UA-51566014-1 Catatan Harian: Januari 2015

Selasa, 13 Januari 2015

Episode Skripsi


Perjalanan kuliah seperti bom waktu yang menunggu meledak pada titik ini. Sks, KKN, IPK, semua dikumpulkan demi memasuki sebuah ruang eksekusi bernama skripsi. Seolah-olah ini satu-satunya barometer untuk mengukur kompetensi mahasiswa.

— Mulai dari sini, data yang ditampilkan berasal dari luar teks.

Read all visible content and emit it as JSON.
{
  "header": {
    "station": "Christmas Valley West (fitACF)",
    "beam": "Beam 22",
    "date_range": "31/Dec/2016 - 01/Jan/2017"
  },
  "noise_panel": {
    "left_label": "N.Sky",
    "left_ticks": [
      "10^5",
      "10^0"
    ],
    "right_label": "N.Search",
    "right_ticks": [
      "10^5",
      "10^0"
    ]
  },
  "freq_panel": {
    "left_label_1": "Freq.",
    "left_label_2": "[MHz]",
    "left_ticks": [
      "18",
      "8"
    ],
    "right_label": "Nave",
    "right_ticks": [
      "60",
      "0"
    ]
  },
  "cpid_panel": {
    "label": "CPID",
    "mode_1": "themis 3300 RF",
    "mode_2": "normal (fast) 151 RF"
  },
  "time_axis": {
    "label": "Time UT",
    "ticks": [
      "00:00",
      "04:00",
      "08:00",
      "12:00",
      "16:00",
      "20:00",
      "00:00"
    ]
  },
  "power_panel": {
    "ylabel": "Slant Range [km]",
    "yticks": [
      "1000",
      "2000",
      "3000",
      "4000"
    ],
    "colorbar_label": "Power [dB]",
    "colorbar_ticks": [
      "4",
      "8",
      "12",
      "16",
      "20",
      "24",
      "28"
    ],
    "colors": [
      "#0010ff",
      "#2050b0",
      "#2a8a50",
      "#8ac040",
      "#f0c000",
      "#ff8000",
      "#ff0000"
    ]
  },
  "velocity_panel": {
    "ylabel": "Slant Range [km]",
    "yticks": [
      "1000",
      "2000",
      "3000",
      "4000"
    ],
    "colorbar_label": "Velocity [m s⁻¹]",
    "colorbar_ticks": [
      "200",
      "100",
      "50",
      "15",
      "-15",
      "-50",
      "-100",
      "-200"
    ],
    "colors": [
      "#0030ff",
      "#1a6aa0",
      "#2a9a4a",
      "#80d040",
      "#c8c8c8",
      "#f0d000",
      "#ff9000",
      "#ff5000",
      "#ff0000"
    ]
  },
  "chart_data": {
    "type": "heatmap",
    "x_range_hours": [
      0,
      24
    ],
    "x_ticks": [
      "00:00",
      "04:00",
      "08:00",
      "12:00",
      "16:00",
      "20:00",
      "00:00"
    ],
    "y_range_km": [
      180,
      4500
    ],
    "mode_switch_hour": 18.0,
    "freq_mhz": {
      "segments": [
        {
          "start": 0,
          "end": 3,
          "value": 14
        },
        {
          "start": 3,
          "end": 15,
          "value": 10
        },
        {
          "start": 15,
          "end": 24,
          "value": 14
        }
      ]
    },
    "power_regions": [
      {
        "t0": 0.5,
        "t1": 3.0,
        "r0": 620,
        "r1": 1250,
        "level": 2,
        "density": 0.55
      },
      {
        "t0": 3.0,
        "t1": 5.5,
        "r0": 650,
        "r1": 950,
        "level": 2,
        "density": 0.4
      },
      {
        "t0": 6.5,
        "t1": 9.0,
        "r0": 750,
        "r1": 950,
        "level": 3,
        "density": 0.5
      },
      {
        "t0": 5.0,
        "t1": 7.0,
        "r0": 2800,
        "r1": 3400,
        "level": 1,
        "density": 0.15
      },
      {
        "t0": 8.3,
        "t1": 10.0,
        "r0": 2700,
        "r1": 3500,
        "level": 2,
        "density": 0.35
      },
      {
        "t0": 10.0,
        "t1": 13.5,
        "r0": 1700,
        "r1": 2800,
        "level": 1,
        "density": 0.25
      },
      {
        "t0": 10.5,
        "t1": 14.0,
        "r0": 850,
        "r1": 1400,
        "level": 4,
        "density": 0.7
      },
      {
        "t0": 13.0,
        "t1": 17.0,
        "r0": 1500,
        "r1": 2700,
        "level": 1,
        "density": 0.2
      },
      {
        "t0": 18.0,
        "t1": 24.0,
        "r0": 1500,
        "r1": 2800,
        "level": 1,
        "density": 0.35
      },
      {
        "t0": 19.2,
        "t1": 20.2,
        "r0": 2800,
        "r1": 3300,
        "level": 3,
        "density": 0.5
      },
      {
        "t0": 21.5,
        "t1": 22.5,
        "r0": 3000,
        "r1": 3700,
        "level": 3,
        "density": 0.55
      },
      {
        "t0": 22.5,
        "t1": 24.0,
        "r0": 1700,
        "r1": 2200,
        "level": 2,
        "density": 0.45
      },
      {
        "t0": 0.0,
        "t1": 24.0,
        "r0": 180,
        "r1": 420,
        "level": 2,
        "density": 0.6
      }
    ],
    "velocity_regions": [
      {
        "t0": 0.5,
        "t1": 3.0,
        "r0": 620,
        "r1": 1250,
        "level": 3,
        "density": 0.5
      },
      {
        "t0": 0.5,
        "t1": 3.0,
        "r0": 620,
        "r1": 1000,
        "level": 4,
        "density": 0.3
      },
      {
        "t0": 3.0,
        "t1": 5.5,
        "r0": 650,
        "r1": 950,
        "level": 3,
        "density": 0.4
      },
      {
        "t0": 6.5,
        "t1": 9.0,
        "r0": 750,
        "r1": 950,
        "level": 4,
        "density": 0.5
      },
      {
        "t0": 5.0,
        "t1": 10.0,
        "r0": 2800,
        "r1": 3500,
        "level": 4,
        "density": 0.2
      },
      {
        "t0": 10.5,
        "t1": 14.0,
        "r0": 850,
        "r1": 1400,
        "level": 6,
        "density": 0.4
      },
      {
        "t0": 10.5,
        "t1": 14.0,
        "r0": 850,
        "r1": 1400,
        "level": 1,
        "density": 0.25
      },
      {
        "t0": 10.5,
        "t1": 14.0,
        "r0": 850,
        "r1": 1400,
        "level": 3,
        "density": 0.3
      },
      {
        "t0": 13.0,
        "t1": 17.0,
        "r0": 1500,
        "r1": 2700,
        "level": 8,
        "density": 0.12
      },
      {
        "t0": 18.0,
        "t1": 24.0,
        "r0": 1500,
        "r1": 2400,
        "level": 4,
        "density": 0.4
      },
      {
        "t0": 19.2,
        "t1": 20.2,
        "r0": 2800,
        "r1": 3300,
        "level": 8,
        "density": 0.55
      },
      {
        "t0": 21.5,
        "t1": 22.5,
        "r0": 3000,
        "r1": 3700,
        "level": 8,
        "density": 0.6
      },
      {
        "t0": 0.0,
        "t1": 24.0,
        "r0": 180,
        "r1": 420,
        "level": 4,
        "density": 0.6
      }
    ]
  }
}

Orang-orang di sekitar mendadak rajin. Seperti ada setan dari perpustakaan yang merasuki mereka. Membuat masing-masing kami terpaksa dan harus menuju perpus. Tempat paling representatif seantero FIB, juga paling berpotensi membikin pengunjung terantuk-antuk dalam kantuk. Di ruang yang seperti gudang buku itu, ada sudut terpencil yang biasa dihuni angkatan tua. Sudut yang hanya ada meja, kontak charger dan lemari-lemari berisi karya ilmiah mahasiswa. Tempat tersebut senantiasa disambangi oleh kepala-kepala yang aku yakin sebenarnya pikiran mereka tak serta merta berada di sana. Dahulu, saya menganggap sudut itu sebagai tempat pesakitan, dengan wajah-wajah merana macam terdakwa yang tak bisa lari dari sidang. Sekarang, saya sendiri mulai tahu rasanya.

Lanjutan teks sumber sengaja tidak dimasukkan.